Quiero encontrar la estatua del toro furioso que alumbra las guías de los turistas en la sección «New York Top 10» y me da cierta vergüenza. Así que al acercarme al guardia que camina frente al edificio de la Bolsa, invento un pretexto: «Acá mis dos amigos acaban de llegar a Nueva York y quisieran saber dónde está la estatua del toro, esa famosa…». El oficial me da las señas para llegar sin hacerse problemas, como quien da la hora.
¿No me interesa conocer al bendito toro, o es que me hace sentir mal la imbecilidad de mi propósito? Tal vez mi subconsciente no se quiere alinear con la fila de los turistas: se toman fotos delante del culo del animal; una muchacha le pide a su padre que la retrate pasándole la lengua a los superdotados testículos de bronce. Ser turista es visitar los lugares importantes de una ciudad, incluyendo los símbolos imaginarios que la representan. Para millones de viajeros, el toro furioso es el icono del Centro Financiero de Nueva York.
Yo mismo –por tres largas semanas– he sido hace poco un turista muy bien disciplinado. Acabo de caminar por varias ciudades de Europa identificando –satisfecho– los pedacitos de colores de las fotitos de mis guías de Viena, Praga, Berlín o Budapest. Servir de guía a mis amigos, en mi ciudad, luego de haber apurado los puentes y las calles más visitadas del este europeo, me agrada.
Un amigo me repetía que para conocer una ciudad hay que visitar sus bares y sus prostíbulos. No tengo ningún problema en entrar a las cantinas y empezar la conversación.
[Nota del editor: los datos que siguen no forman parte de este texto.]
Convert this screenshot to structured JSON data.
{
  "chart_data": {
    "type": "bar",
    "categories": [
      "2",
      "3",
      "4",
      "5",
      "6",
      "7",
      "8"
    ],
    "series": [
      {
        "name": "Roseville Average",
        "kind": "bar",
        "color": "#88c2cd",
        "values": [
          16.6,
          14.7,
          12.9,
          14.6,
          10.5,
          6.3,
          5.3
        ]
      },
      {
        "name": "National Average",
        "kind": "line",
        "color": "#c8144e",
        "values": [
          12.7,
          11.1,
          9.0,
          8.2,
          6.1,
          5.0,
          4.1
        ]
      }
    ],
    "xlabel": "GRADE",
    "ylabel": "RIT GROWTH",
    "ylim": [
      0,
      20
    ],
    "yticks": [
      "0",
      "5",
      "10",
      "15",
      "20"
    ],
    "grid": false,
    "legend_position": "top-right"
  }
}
La charla y la intimidad con el ciudadano local te dan las claves de sus diferencias, te enseñan a ver el mundo –con obvias limitaciones– de acuerdo a las ideas de tu compañero de borrachera. Y sin embargo, ¿de qué me serviría haber estado en todos los bares de Praga sin haberme maravillado con el interior de la catedral de San Vito, o sin haber merodeado por los corredores y calles del Castillo? El currywurst y la cerveza deben estar entre lo mejor que los estómagos turísticos pueden recibir de Berlín; y las alemanas estoy seguro que sabrían proveer al turista de un rico y vertiginoso acercamiento a la vida berlinesa; pero nuestra visita a la capital de Alemania sería incompleta sin haber constatado el lugar donde se levantan los restos del Muro; sin haber visitado los botines arqueológicos del Museo de Pérgamo; o sin utilizar nuestras miradas de videotape para comparar las imágenes de ciertos días de turbulencia en 1989 con la imagen actual de la Puerta de Brandeburgo.
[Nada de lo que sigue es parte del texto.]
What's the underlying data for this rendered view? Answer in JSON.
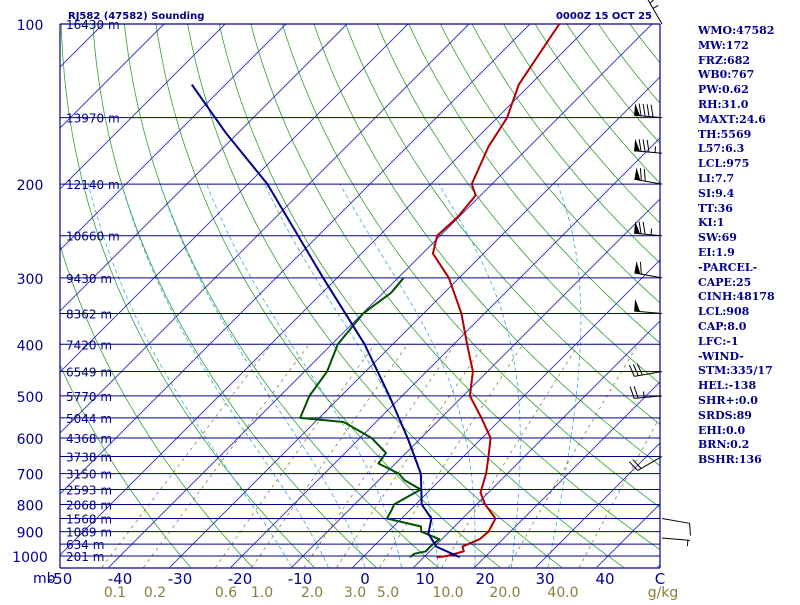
{
  "chart_data": {
    "type": "line",
    "title": "RJ582 (47582) Sounding",
    "timestamp": "0000Z 15 OCT 25",
    "yaxis_label": "mb",
    "pressure_ticks": [
      100,
      200,
      300,
      400,
      500,
      600,
      700,
      800,
      900,
      1000
    ],
    "temperature_ticks": [
      "-50",
      "-40",
      "-30",
      "-20",
      "-10",
      "0",
      "10",
      "20",
      "30",
      "40",
      "C"
    ],
    "mixing_ratio_ticks": [
      "0.1",
      "0.2",
      "0.6",
      "1.0",
      "2.0",
      "3.0",
      "5.0",
      "10.0",
      "20.0",
      "40.0",
      "g/kg"
    ],
    "height_labels": [
      {
        "p": 100,
        "label": "16430 m"
      },
      {
        "p": 150,
        "label": "13970 m"
      },
      {
        "p": 200,
        "label": "12140 m"
      },
      {
        "p": 250,
        "label": "10660 m"
      },
      {
        "p": 300,
        "label": "9430 m"
      },
      {
        "p": 350,
        "label": "8362 m"
      },
      {
        "p": 400,
        "label": "7420 m"
      },
      {
        "p": 450,
        "label": "6549 m"
      },
      {
        "p": 500,
        "label": "5770 m"
      },
      {
        "p": 550,
        "label": "5044 m"
      },
      {
        "p": 600,
        "label": "4368 m"
      },
      {
        "p": 650,
        "label": "3738 m"
      },
      {
        "p": 700,
        "label": "3150 m"
      },
      {
        "p": 750,
        "label": "2593 m"
      },
      {
        "p": 800,
        "label": "2068 m"
      },
      {
        "p": 850,
        "label": "1568 m"
      },
      {
        "p": 900,
        "label": "1089 m"
      },
      {
        "p": 950,
        "label": "634 m"
      },
      {
        "p": 1000,
        "label": "201 m"
      }
    ],
    "series": [
      {
        "name": "Temperature",
        "color": "#b20000",
        "points": [
          [
            1005,
            12.1
          ],
          [
            1000,
            13.6
          ],
          [
            980,
            15.6
          ],
          [
            960,
            14.6
          ],
          [
            930,
            16.2
          ],
          [
            900,
            16.4
          ],
          [
            850,
            15.4
          ],
          [
            800,
            11.4
          ],
          [
            760,
            8.7
          ],
          [
            700,
            6.5
          ],
          [
            650,
            4.1
          ],
          [
            600,
            1.4
          ],
          [
            550,
            -3.4
          ],
          [
            500,
            -8.9
          ],
          [
            450,
            -12.4
          ],
          [
            400,
            -17.8
          ],
          [
            350,
            -23.8
          ],
          [
            300,
            -31.7
          ],
          [
            270,
            -38.3
          ],
          [
            250,
            -40.5
          ],
          [
            230,
            -40.2
          ],
          [
            210,
            -40.8
          ],
          [
            200,
            -43.3
          ],
          [
            170,
            -46.7
          ],
          [
            150,
            -48.4
          ],
          [
            130,
            -51.9
          ],
          [
            100,
            -55.2
          ]
        ]
      },
      {
        "name": "Dewpoint",
        "color": "#005000",
        "points": [
          [
            1005,
            7.7
          ],
          [
            990,
            7.9
          ],
          [
            980,
            9.4
          ],
          [
            960,
            9.3
          ],
          [
            930,
            9.6
          ],
          [
            900,
            5.4
          ],
          [
            880,
            4.5
          ],
          [
            850,
            -2.4
          ],
          [
            820,
            -3.0
          ],
          [
            800,
            -3.5
          ],
          [
            780,
            -2.8
          ],
          [
            750,
            -1.6
          ],
          [
            720,
            -5.8
          ],
          [
            700,
            -7.8
          ],
          [
            670,
            -12.8
          ],
          [
            640,
            -13.3
          ],
          [
            600,
            -18.1
          ],
          [
            560,
            -25.3
          ],
          [
            550,
            -33.1
          ],
          [
            500,
            -35.2
          ],
          [
            450,
            -36.3
          ],
          [
            400,
            -39.0
          ],
          [
            350,
            -39.9
          ],
          [
            320,
            -38.7
          ],
          [
            300,
            -39.1
          ]
        ]
      },
      {
        "name": "Parcel",
        "color": "#00008b",
        "points": [
          [
            1005,
            15.9
          ],
          [
            960,
            10.3
          ],
          [
            908,
            6.9
          ],
          [
            850,
            4.9
          ],
          [
            800,
            1.0
          ],
          [
            700,
            -4.2
          ],
          [
            600,
            -12.2
          ],
          [
            500,
            -22.1
          ],
          [
            400,
            -34.6
          ],
          [
            300,
            -52.3
          ],
          [
            200,
            -76.8
          ],
          [
            160,
            -92.1
          ],
          [
            130,
            -105.5
          ]
        ]
      }
    ],
    "wind_barbs": [
      {
        "p": 100,
        "dir": 330,
        "spd": 25
      },
      {
        "p": 150,
        "dir": 275,
        "spd": 90
      },
      {
        "p": 175,
        "dir": 275,
        "spd": 85
      },
      {
        "p": 200,
        "dir": 280,
        "spd": 70
      },
      {
        "p": 250,
        "dir": 275,
        "spd": 75
      },
      {
        "p": 300,
        "dir": 280,
        "spd": 60
      },
      {
        "p": 350,
        "dir": 275,
        "spd": 50
      },
      {
        "p": 450,
        "dir": 260,
        "spd": 30
      },
      {
        "p": 500,
        "dir": 265,
        "spd": 25
      },
      {
        "p": 650,
        "dir": 240,
        "spd": 20
      },
      {
        "p": 850,
        "dir": 100,
        "spd": 10
      },
      {
        "p": 925,
        "dir": 95,
        "spd": 5
      }
    ],
    "x_range": [
      -50,
      50
    ],
    "y_range": [
      100,
      1050
    ]
  },
  "indices": [
    "WMO:47582",
    "MW:172",
    "FRZ:682",
    "WB0:767",
    "PW:0.62",
    "RH:31.0",
    "MAXT:24.6",
    "TH:5569",
    "L57:6.3",
    "LCL:975",
    "LI:7.7",
    "SI:9.4",
    "TT:36",
    "KI:1",
    "SW:69",
    "EI:1.9",
    "-PARCEL-",
    "CAPE:25",
    "CINH:48178",
    "LCL:908",
    "CAP:8.0",
    "LFC:-1",
    "-WIND-",
    "STM:335/17",
    "HEL:-138",
    "SHR+:0.0",
    "SRDS:89",
    "EHI:0.0",
    "BRN:0.2",
    "BSHR:136"
  ]
}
Como al comer, el buen turista debe optar por una dieta balanceada. No resulta tan estúpido cogerle las bolas al toro de Wall Street si es que también te das tiempo para escuchar lo que piensa el irlandés que te sirve la cerveza sobre la política del alcalde Bloomberg o el destino de la ciudad. No es tan ridículo tomarte la fotografía de ti mismo mirando una pantalla en Times Square, si le dedicas unas horas de tu viaje a incursionar en los laberintos del Museo Metropolitano o a leer los cartelitos explicativos que describen el valor de tal o cual edificio. El zoom y el flash de las aventuras por esta Newyópolis congestionada de turistas (sólo me he percaté de aquello cuando me volví uno de ellos) se deben combinar con un tiempo dedicado a reflexionar en los detalles de un mundo que hasta entonces no hemos conocido.
Así que aquella foto del espacio donde se desplomaron dos torres a principios del siglo XXI no significará nada si el hombre que la fotografía no entiende el rol que tuvo esta ciudad durante todo el siglo XX. Un buen turista debe retratar para la vista y para el cerebro. Debe intentar llevarse tanto las imágenes como aquellas ideas que conforman la vida de una ciudad.